IHSG Selasa Pagi Rebound 0,6% ke Level 6.662; Bursa Asia Mixed, Harga Minyak Naik Lagi

85
Vibizmedia Picture

(Vibiznews – IDX) – Dalam perdagangan bursa saham, Indeks Harga Saham Gabungan (IHSG) Selasa pagi ini (8/9), terpantau menguat 42,237 poin (0,64%) ke level 6.661,910 setelah dibuka naik ke level 6.639.511.

IHSG bergerak rebound dari koreksi 2 hari menghampiri area 4 bulan lebih tertingginya, sementara bursa kawasan Asia pagi ini umumnya dibuka mixed di tengah tensi panas geopolitik Timur Tengah dan harga minyak dunia yang melaju, serta mencermati Wall Street yang semalam libur.

Sementara itu, nilai tukar rupiah terhadap dollar Amerika Serikat (AS) pagi ini masih menguat tipis 0,02% atau 4 poin ke level Rp 17.631, dengan dollar AS di pasar uang Asia menurun setelah melemah di sesi global sebelumnya, beredar di sekitar 2 minggu terendahnya oleh rally yen Jepang ke-6 bulan tertingginya di antara pasar AS yang sepi karena libur.

Rupiah menguat dibandingkan posisi penutupan perdagangan sebelumnya di Rp17.635, serta terpantau tertahan di sekitar 4 bulan tertingginya.
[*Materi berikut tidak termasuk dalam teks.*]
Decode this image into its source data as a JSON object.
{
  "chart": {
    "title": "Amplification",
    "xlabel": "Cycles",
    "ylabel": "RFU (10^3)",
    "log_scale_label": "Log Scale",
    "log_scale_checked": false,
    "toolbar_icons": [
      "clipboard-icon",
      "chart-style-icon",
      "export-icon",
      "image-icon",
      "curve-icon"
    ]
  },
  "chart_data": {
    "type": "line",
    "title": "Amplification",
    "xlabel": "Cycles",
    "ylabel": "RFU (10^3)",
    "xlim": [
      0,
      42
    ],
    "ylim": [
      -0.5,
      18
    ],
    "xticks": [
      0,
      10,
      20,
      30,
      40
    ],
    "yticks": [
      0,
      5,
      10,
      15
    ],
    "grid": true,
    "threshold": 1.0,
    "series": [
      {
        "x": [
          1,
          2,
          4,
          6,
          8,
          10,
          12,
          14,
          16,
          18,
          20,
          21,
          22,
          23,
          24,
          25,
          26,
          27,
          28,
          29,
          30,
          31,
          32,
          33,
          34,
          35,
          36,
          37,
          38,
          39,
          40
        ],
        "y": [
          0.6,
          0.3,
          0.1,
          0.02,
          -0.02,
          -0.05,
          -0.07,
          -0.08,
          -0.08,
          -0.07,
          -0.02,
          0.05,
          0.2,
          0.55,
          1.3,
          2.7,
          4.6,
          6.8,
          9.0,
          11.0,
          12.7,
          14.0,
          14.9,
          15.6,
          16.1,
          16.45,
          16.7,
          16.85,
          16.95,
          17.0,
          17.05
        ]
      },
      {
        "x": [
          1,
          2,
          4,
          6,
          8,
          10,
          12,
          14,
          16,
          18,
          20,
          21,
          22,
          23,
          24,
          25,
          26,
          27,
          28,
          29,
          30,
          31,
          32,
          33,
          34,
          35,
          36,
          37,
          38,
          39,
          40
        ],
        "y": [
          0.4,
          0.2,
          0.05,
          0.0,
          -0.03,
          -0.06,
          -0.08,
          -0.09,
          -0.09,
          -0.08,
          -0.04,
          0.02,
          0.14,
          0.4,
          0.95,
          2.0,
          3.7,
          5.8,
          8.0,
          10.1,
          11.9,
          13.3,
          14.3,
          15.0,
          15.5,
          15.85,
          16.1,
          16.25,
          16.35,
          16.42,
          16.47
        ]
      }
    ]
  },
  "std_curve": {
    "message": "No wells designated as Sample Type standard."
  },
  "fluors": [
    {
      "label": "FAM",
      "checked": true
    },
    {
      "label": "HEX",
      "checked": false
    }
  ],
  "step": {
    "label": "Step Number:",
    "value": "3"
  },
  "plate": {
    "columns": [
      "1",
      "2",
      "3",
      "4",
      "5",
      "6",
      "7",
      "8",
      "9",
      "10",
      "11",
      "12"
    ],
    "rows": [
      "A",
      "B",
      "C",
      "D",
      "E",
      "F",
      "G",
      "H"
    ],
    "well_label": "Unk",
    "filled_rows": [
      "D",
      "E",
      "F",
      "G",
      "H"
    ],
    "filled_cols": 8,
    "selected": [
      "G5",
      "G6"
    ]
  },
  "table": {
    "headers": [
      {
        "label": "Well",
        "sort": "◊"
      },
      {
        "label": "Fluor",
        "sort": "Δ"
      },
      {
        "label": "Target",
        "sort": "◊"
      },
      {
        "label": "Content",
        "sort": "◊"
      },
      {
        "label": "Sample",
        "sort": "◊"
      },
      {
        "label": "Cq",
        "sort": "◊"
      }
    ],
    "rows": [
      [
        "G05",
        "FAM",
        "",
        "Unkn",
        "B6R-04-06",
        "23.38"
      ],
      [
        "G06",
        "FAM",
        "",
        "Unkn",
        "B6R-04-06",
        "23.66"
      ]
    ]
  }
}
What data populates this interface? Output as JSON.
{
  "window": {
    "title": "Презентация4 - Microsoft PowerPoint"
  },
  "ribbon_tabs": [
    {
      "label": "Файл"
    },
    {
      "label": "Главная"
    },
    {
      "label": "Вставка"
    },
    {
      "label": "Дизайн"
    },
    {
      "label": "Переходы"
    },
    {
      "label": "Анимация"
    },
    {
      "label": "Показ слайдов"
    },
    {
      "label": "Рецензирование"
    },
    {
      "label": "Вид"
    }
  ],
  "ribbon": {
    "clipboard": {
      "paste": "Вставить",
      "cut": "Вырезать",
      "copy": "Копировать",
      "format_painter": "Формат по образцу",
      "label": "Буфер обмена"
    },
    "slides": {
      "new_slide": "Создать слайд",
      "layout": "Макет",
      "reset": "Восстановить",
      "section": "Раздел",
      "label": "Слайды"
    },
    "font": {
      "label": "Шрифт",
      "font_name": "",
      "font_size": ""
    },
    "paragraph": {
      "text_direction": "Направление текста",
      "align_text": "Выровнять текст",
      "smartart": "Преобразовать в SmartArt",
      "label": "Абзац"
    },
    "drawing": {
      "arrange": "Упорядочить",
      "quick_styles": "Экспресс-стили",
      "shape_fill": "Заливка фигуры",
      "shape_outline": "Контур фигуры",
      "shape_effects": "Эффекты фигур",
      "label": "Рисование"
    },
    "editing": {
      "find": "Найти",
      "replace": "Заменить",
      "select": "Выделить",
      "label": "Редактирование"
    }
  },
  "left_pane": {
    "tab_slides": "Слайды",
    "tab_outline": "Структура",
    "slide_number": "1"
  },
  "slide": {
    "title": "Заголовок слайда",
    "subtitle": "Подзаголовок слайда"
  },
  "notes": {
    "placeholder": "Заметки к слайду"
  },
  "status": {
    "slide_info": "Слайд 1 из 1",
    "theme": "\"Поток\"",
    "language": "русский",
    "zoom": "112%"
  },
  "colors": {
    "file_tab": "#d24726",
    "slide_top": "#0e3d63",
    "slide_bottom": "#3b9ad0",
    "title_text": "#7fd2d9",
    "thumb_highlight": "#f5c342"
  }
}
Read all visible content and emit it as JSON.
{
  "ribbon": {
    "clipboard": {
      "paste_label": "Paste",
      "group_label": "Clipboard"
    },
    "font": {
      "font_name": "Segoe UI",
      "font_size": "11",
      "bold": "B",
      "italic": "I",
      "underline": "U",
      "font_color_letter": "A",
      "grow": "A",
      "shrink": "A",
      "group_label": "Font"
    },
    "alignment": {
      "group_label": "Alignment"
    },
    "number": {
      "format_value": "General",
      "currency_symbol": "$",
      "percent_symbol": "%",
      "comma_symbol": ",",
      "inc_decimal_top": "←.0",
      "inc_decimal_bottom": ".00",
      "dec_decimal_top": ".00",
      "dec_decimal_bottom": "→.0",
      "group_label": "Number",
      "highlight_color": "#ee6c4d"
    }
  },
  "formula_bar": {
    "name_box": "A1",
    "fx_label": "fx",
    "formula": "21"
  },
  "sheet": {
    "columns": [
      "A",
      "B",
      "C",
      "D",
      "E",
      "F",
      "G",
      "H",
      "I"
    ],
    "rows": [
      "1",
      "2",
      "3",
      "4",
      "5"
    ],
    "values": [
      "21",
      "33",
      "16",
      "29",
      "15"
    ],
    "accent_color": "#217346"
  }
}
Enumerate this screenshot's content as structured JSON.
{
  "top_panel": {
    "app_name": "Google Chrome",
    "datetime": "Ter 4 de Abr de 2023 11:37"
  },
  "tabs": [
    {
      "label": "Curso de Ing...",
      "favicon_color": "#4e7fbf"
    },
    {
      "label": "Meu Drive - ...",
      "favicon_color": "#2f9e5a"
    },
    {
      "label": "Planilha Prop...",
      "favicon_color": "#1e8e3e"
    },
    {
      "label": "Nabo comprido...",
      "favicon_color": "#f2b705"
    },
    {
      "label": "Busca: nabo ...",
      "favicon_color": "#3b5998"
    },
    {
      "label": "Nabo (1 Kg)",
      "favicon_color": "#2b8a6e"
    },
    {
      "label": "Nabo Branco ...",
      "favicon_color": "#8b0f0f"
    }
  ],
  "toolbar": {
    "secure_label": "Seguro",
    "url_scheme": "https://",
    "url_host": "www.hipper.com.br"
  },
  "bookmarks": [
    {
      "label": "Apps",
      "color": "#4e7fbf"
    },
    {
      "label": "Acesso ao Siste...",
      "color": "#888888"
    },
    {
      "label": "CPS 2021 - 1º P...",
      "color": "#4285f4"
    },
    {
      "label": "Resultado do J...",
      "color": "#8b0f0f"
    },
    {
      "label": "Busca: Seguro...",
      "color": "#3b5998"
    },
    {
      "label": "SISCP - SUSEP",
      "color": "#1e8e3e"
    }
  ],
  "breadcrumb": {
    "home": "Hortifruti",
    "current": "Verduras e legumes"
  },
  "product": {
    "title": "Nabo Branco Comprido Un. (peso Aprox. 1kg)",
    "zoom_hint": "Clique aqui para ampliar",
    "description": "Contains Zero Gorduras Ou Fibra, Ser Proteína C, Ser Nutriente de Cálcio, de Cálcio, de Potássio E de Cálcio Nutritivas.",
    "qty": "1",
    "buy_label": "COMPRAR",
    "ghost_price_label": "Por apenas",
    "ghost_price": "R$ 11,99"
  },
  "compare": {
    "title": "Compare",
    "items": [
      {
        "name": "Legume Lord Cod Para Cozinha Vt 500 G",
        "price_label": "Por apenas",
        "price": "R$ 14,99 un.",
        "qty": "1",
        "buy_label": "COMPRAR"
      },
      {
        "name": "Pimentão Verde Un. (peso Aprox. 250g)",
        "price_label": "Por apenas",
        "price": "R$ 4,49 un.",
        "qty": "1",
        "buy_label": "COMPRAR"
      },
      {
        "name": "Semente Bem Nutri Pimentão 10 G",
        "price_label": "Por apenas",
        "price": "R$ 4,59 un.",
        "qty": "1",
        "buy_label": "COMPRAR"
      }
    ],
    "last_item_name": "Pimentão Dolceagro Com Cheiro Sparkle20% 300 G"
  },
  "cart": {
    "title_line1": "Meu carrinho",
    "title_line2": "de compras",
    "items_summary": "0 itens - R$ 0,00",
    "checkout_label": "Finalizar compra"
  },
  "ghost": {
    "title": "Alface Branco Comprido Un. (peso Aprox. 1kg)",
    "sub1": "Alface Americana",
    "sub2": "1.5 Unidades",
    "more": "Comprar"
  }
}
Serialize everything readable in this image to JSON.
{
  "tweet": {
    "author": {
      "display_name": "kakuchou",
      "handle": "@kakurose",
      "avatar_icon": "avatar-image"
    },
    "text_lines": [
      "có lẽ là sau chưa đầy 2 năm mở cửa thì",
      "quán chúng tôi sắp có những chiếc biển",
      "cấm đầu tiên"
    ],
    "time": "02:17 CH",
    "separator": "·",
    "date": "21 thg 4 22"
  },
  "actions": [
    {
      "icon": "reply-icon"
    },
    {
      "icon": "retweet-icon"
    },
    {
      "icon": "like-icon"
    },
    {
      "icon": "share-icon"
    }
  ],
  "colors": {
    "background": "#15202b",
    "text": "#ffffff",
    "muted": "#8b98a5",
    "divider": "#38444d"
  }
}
Mengawali perdagangannya, IHSG terpantau menguat 19,838 poin (0,30%) ke level 6.639.511. Sedangkan indeks LQ45 naik 1,310 poin (0,20%) ke level 657,730. Pagi ini menguat 42,237 poin (0,64%) ke level 6.661,910. Sementara LQ45 terlihat naik 6,050 poin (0,92%) poin ke level 662,470.

Tercatat saat ini sebanyak 330 saham naik, 200 saham turun dan 206 saham stagnan.

Sementara itu, bursa Wall Street semalam libur Labor Day, di antara juga tensi geopolitik Iran yang berlanjut memanas dan harga minyak dunia yang meningkat. Sedangkan, bursa regional pagi ini terpantau mixed, di antaranya Nikkei yang naik 0,10%, dan Hang Seng yang turun 0,51%.

 

Analis Vibiz Research Center melihat pergerakan bursa kali ini rebound menghampiri area 4 bulan lebih tertingginya, sementara bursa kawasan Asia pagi ini umumnya mixed di tengah tensi panas geopolitik Timur Tengah dan harga minyak yang melaju, serta mencermati Wall Street yang semalam libur.

Berikutnya IHSG kemungkinan akan bertahan positif menambah gain, dengan mengacu kepada fundamental bursa kawasan. Resistance mingguan saat ini berada di level 6.787 dan 7.002. Sedangkan bila menemui tekanan jual di level ini, support ke level 6,373 dan bila tembus ke level 6,230.